Les déchets se sont donc entassés dans les rues. Au cœur de l’été, la situation est vite devenue insupportable. C’est le collectif « Vous puez » qui a impulsé la contestation, exigeant des solutions et dénonçant la corruption des politiciens. Et le mouvement s’est développé, malgré les canons à eau et les gaz lacrymogènes de la police qui ont au contraire apporté de nouvelles vagues de manifestants dans les rues de Beyrouth. Les raisons de cette colère contre les autorités ne manquent pas. Les services publics ne sont efficaces que pour enrichir des affairistes. Les routes ne sont pas entretenues, l’assurance-maladie est inexistante, les soins hospitaliers inaccessibles pour la majorité. L’électricité est habituellement coupée trois heures par jour à Beyrouth, et souvent le double dans les villages, situation encore aggravée cet été par des pannes. Quant à l’eau, les infrastructures sont dans un état lamentable et elle manque chaque été. Tout cela dans un pays où la richesse ne manque pas, du moins pour la petite minorité qui l’accapare.
Parler d’impuissance du système politique libanais serait un euphémisme car on est bien au-delà. Dans ce système basé sur le confessionnalisme, les postes et les fonctions sont réparties sur une base communautaire entre les 18 religions et sectes reconnues, chrétiens maronites, musulmans sunnites, chiites, druzes, etc. Installé par la France pour maintenir l’ordre colonial, ce système a servi ensuite aux grandes familles qui dominent le pays. Il a été régulièrement utilisé pour détourner la colère des exploités vers des affrontements communautaires. Il a conduit à la guerre civile des années 1975-1990 et à une quasi-partition du pays entre les zones tenues par les différents chefs de clan. Le gouvernement n’est que le reflet de cette situation et ne réunit autour d’une table que des frères ennemis, qui ont bien d’autres soucis que de faire fonctionner le pays et ses services publics laissés dans un total abandon.

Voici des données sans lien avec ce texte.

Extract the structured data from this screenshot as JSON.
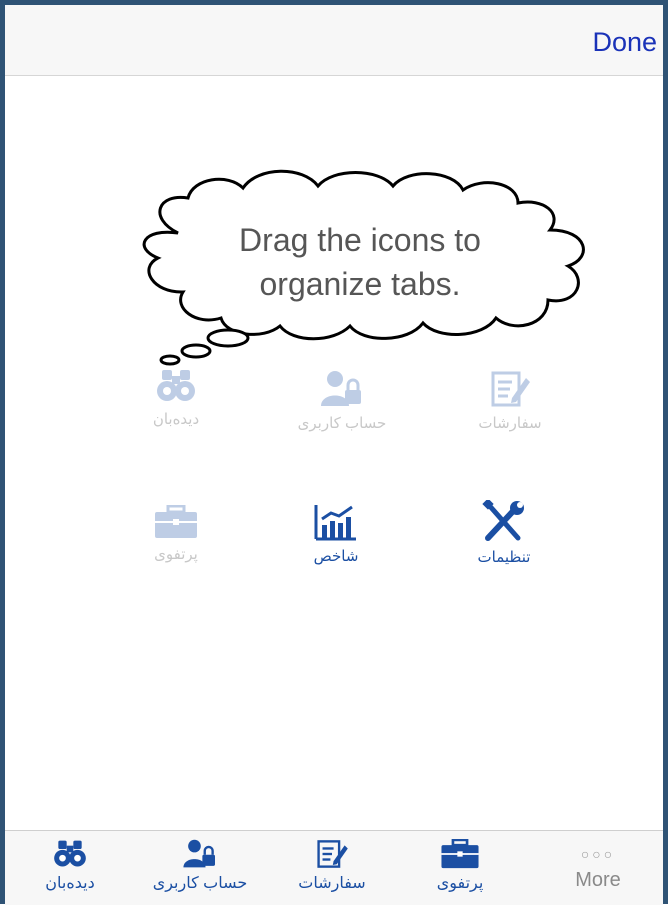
{
  "navbar": {
    "done_label": "Done"
  },
  "hint": {
    "line1": "Drag the icons to",
    "line2": "organize tabs."
  },
  "grid": {
    "row1": [
      {
        "label": "دیده‌بان",
        "icon": "binoculars-icon",
        "state": "faded"
      },
      {
        "label": "حساب کاربری",
        "icon": "user-lock-icon",
        "state": "faded"
      },
      {
        "label": "سفارشات",
        "icon": "orders-edit-icon",
        "state": "faded"
      }
    ],
    "row2": [
      {
        "label": "پرتفوی",
        "icon": "briefcase-icon",
        "state": "faded"
      },
      {
        "label": "شاخص",
        "icon": "index-chart-icon",
        "state": "active"
      },
      {
        "label": "تنظیمات",
        "icon": "settings-tools-icon",
        "state": "active"
      }
    ]
  },
  "tabbar": {
    "tabs": [
      {
        "label": "دیده‌بان",
        "icon": "binoculars-icon"
      },
      {
        "label": "حساب کاربری",
        "icon": "user-lock-icon"
      },
      {
        "label": "سفارشات",
        "icon": "orders-edit-icon"
      },
      {
        "label": "پرتفوی",
        "icon": "briefcase-icon"
      },
      {
        "label": "More",
        "icon": "more-dots-icon"
      }
    ],
    "more_dots": "○○○"
  },
  "colors": {
    "accent": "#1b4fa3",
    "done": "#1a32b8",
    "frame": "#2f5375"
  }
}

À cela s’ajoutent les conséquences de la guerre civile syrienne avec l’afflux d’un million de réfugiés dans un pays d’un peu plus de quatre millions d’habitants, l’implication directe du parti chiite Hezbollah mais aussi la présence de combattants de l’État islamique dans certaines zones frontalières et la prise en otage de soldats libanais.
La crise des ordures montre qu’une partie de la population libanaise, face à cette situation chaotique, en a suffisamment assez pour descendre dans la rue et dire leur fait à ces politiciens uniquement préoccupés de leurs petites affaires et de leurs bagarres de clans.
C’est certainement révélateur. Dans ce Liban en voie d’éclatement tout comme dans l’ensemble du Moyen-Orient, il y a d’abord une population qui voudrait, simplement, pouvoir vivre normalement.